Before using this skill, verify the following are in place:

## 1. Python environment
- Python 3.13+
- Dependencies installed via `uv` (preferred) or `pip`:
  ```bash
  uv venv && uv pip install -r requirements.txt
  # or: python -m venv .venv && source .venv/bin/activate && pip install -r requirements.txt
  ```

## 2. Databricks Access

### Option A — Databricks MCP Server (preferred inside Claude Code)
- Configured via `.mcp.json` in the project root: launches Databricks AI Dev Kit MCP from **`$HOME/.ai-dev-kit/.venv/bin/python`** and **`$HOME/.ai-dev-kit/repo/databricks-mcp-server/run_server.py`** (default global install path from the upstream installer)
- Uses `DATABRICKS_CONFIG_PROFILE=prod` pointing to `~/.databrickscfg`
- Provides `execute_sql`, `get_table_details`, and other tools directly to Claude

### Option B — `scripts/execute.py` (CLI / outside Claude Code)
- Requires Databricks CLI installed and authenticated with the `prod` profile:
  ```bash
  databricks auth login --profile prod
  ```
- `~/.databrickscfg` must contain a `[prod]` section pointing to `https://your-org-prod.cloud.databricks.com`
- If the OAuth token has expired, re-run the login command above

## 3. Alation OAuth credentials
- An Alation admin opens **Settings** (gear icon, top right) → **Authentication → OAuth Client Applications → Add**, sets a name, token duration (seconds), and **User Role = Viewer**, then clicks **Save**
- The admin copies the **Client ID** and **Client Secret** (shown only once) and shares them — add both to `.env`
- `scripts/execute.py` fetches a JWT automatically on each run via `/oauth/v2/token` — no manual renewal needed

## 4. `.env` file
A `.env` file must exist in the project root with the following variables:
```env
ALATION_BASE_URL=https://your-org.alationcloud.com
ALATION_CLIENT_ID=<your_oauth_client_id>
ALATION_CLIENT_SECRET=<your_oauth_client_secret>

DATABRICKS_CONFIG_PROFILE=prod
DATABRICKS_HOST=https://your-org.cloud.databricks.com
```
- `ANTHROPIC_API_KEY` is not in `.env` — the Anthropic account is managed via the organization's enterprise Console. Since Claude Code already runs as Claude, API calls to generate SQL can be done directly without a separate API key.

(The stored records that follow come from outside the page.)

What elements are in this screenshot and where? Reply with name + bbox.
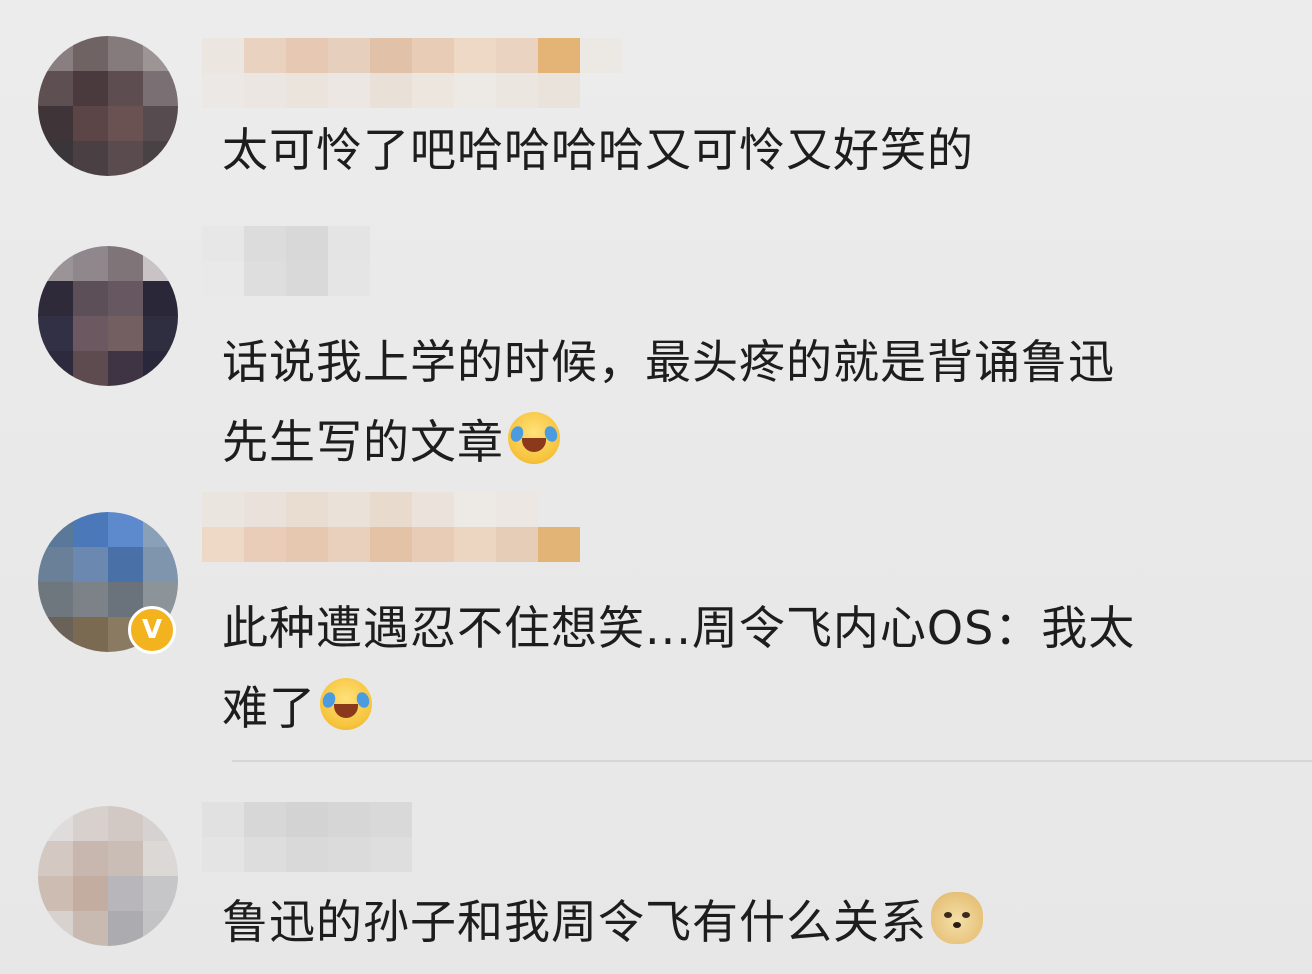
comment-text: 此种遭遇忍不住想笑...周令飞内心OS：我太 难了: [222, 601, 1136, 735]
username-redacted[interactable]: [202, 38, 622, 108]
user-avatar[interactable]: [38, 806, 178, 946]
verified-badge: V: [128, 606, 176, 654]
comment-list: 太可怜了吧哈哈哈哈又可怜又好笑的 话说我上学的时候，最头疼的就是背诵鲁迅 先生写…: [0, 0, 1312, 974]
laughing-crying-emoji: [508, 412, 560, 464]
username-redacted[interactable]: [202, 226, 370, 296]
user-avatar[interactable]: [38, 36, 178, 176]
laughing-crying-emoji: [320, 678, 372, 730]
username-redacted[interactable]: [202, 492, 580, 562]
comment-text: 鲁迅的孙子和我周令飞有什么关系: [222, 882, 983, 962]
username-redacted[interactable]: [202, 802, 412, 872]
doge-emoji: [931, 892, 983, 944]
comment-text: 话说我上学的时候，最头疼的就是背诵鲁迅 先生写的文章: [222, 335, 1115, 469]
divider: [232, 760, 1312, 762]
user-avatar[interactable]: [38, 246, 178, 386]
comment-text: 太可怜了吧哈哈哈哈又可怜又好笑的: [222, 123, 974, 177]
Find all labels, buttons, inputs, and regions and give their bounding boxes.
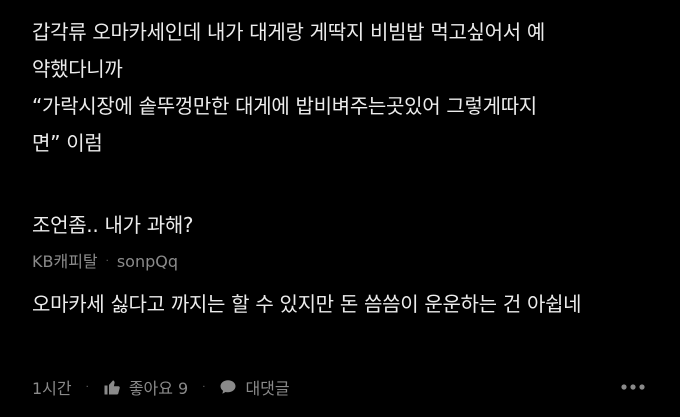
post-line-1: 갑각류 오마카세인데 내가 대게랑 게딱지 비빔밥 먹고싶어서 예 <box>32 20 546 44</box>
comment-author: KB캐피탈 · sonpQq <box>32 251 178 273</box>
action-separator: · <box>85 381 89 393</box>
post-line-3: “가락시장에 솥뚜껑만한 대게에 밥비벼주는곳있어 그렇게따지 <box>32 94 537 118</box>
like-button[interactable]: 좋아요 9 <box>103 375 188 399</box>
speech-bubble-icon <box>220 380 236 394</box>
author-company[interactable]: KB캐피탈 <box>32 251 98 273</box>
post-line-2: 약했다니까 <box>32 57 123 81</box>
meta-separator: · <box>105 256 109 267</box>
comment-text: 오마카세 싫다고 까지는 할 수 있지만 돈 씀씀이 운운하는 건 아쉽네 <box>32 292 582 316</box>
post-question: 조언좀.. 내가 과해? <box>32 213 194 237</box>
reply-button[interactable]: 대댓글 <box>219 375 290 399</box>
comment-actions: 1시간 · 좋아요 9 · 대댓글 <box>32 375 646 399</box>
like-label: 좋아요 9 <box>128 379 189 398</box>
author-name[interactable]: sonpQq <box>117 251 178 273</box>
post-line-4: 면” 이럼 <box>32 131 103 155</box>
reply-label: 대댓글 <box>245 379 290 398</box>
action-separator-2: · <box>202 381 206 393</box>
post: 갑각류 오마카세인데 내가 대게랑 게딱지 비빔밥 먹고싶어서 예 약했다니까 … <box>32 14 662 162</box>
more-button[interactable] <box>620 383 646 391</box>
post-body: 갑각류 오마카세인데 내가 대게랑 게딱지 비빔밥 먹고싶어서 예 약했다니까 … <box>32 14 662 162</box>
more-dots-icon <box>621 384 645 390</box>
thumbs-up-icon <box>104 380 120 395</box>
comment-time: 1시간 <box>32 379 72 398</box>
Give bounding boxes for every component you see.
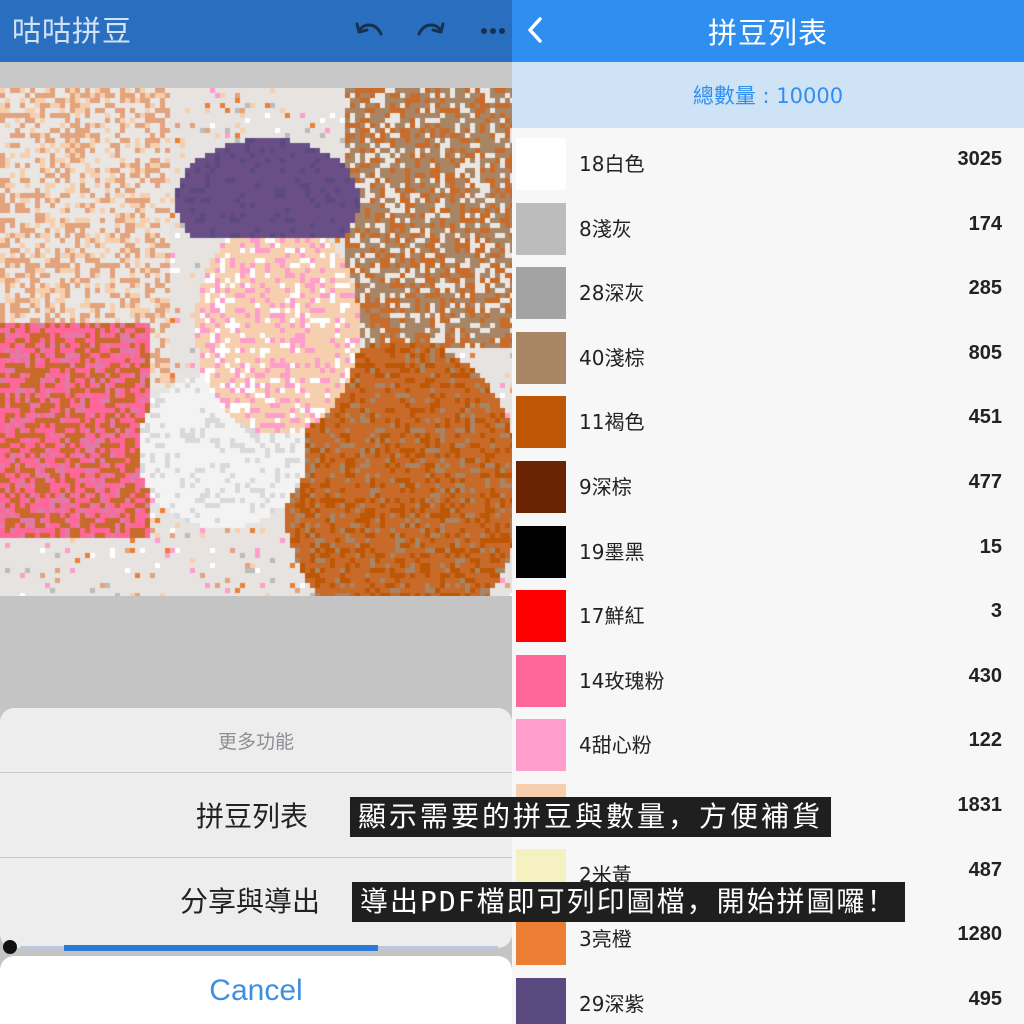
share-export-action-label: 分享與導出: [180, 885, 321, 918]
bead-name: 18白色: [579, 152, 645, 176]
bead-count: 1831: [957, 794, 1003, 816]
bead-count: 3: [990, 600, 1002, 623]
redo-button[interactable]: [414, 14, 448, 48]
back-button[interactable]: [518, 12, 552, 48]
bead-row: 29深紫 495: [512, 974, 1024, 1024]
bead-row: 18白色 3025: [512, 134, 1024, 198]
page-title: 拼豆列表: [707, 16, 828, 50]
bead-count: 805: [968, 341, 1002, 364]
bead-list-action-label: 拼豆列表: [196, 800, 309, 833]
bead-name: 29深紫: [579, 991, 645, 1016]
bead-color-swatch: [516, 461, 566, 513]
editor-screen: 咕咕拼豆 更多功能 拼豆列表 分享與導出 Cancel: [0, 0, 512, 1024]
bead-name: 3亮橙: [579, 927, 632, 952]
undo-icon: [355, 22, 383, 36]
bead-color-swatch: [516, 202, 566, 255]
app-title: 咕咕拼豆: [12, 14, 133, 48]
bead-row: 19墨黑 15: [512, 522, 1024, 586]
bead-list-header: 拼豆列表: [512, 0, 1024, 62]
bead-count: 487: [968, 858, 1002, 881]
bead-color-swatch: [516, 719, 566, 772]
bead-count: 430: [968, 664, 1002, 687]
redo-icon: [417, 22, 445, 36]
bead-name: 11褐色: [579, 410, 645, 435]
canvas-margin: [0, 62, 512, 88]
editor-toolbar: 咕咕拼豆: [0, 0, 512, 62]
bead-color-swatch: [516, 267, 566, 320]
bead-row: 40淺棕 805: [512, 328, 1024, 392]
bead-color-swatch: [516, 138, 566, 190]
bead-count: 174: [968, 212, 1002, 235]
cancel-button[interactable]: Cancel: [0, 956, 512, 1024]
chevron-left-icon: [528, 17, 542, 43]
bead-name: 4甜心粉: [579, 733, 652, 758]
bead-row: 9深棕 477: [512, 457, 1024, 521]
bead-count: 15: [979, 535, 1002, 558]
bead-color-swatch: [516, 977, 566, 1024]
sheet-title: 更多功能: [217, 730, 294, 753]
bead-count: 1280: [957, 923, 1003, 946]
bead-name: 8淺灰: [579, 216, 632, 241]
bead-name: 17鮮紅: [579, 604, 645, 629]
bead-row: 17鮮紅 3: [512, 586, 1024, 650]
slider-fill: [64, 945, 378, 951]
caption-overlay: 顯示需要的拼豆與數量，方便補貨: [350, 797, 832, 837]
more-icon: [481, 28, 505, 34]
cancel-label: Cancel: [209, 974, 303, 1007]
bead-color-swatch: [516, 525, 566, 578]
bead-name: 19墨黑: [579, 539, 645, 564]
bead-row: 8淺灰 174: [512, 199, 1024, 263]
slider-knob[interactable]: [3, 940, 17, 954]
bead-name: 40淺棕: [579, 345, 645, 370]
caption-overlay: 導出PDF檔即可列印圖檔，開始拼圖囉！: [352, 882, 905, 922]
bead-row: 4甜心粉 122: [512, 715, 1024, 779]
bead-row: 14玫瑰粉 430: [512, 651, 1024, 715]
bead-name: 28深灰: [579, 281, 645, 306]
bead-name: 9深棕: [579, 475, 632, 499]
bead-color-swatch: [516, 331, 566, 384]
bead-row: 28深灰 285: [512, 263, 1024, 327]
bead-name: 14玫瑰粉: [579, 668, 665, 693]
more-button[interactable]: [476, 14, 510, 48]
bead-color-swatch: [516, 396, 566, 449]
bead-count: 495: [968, 987, 1002, 1010]
undo-button[interactable]: [352, 14, 386, 48]
bead-count: 122: [968, 729, 1002, 752]
bead-row: 11褐色 451: [512, 392, 1024, 456]
bead-color-swatch: [516, 654, 566, 707]
bead-count: 451: [968, 406, 1002, 429]
bead-count: 477: [968, 471, 1002, 493]
bead-list-screen: 拼豆列表 總數量 : 10000 18白色 3025 8淺灰 174 28深灰 285 40…: [512, 0, 1024, 1024]
bead-count: 3025: [957, 148, 1003, 170]
bead-count: 285: [968, 277, 1002, 300]
total-count: 總數量 : 10000: [512, 62, 1024, 128]
bead-pattern-canvas[interactable]: [0, 88, 512, 596]
bead-color-swatch: [516, 590, 566, 643]
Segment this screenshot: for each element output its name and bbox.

> Never commit `.env` to git.

# Data Guidelines

## General
- **Partition filters**, **row limits**, **read-only rules**, and **confirm-before-execute** are defined in **SQL dialect, execution, row limits, and safety** near the top of this skill — do not contradict that section.
- Search Unity Catalog first (`SHOW CATALOGS` / `SHOW TABLES`) before querying `system.information_schema`.
- If repository guidance, examples, or saved reports disagree with the live warehouse, trust the live warehouse. Treat local documentation as a starting hypothesis, then verify with short discovery queries such as `SHOW TABLES`, `DESCRIBE`, or a minimal `SELECT`.
- When a documented join path looks stale, prefer the shortest live query that proves the path before doing more metadata exploration. For identity work, once `SHOW TABLES` reveals the actual mapping table, test that table directly.

## Data Architecture (Medallion)
- **Bronze:** raw data ingestion, do **not** query it directly!
- **Silver:** cleaned, deduplicated event streams. Only query it when **strictly** necessary.
- **Gold:** pre-aggregated, business-ready tables. By default, query tables in this layer.

## Alation
- Base URL: your organization's Alation instance. Fetch published queries via `/integration/v1/query/?published=true`.
- Use approved queries as reference patterns for SQL generation — not as authoritative table definitions.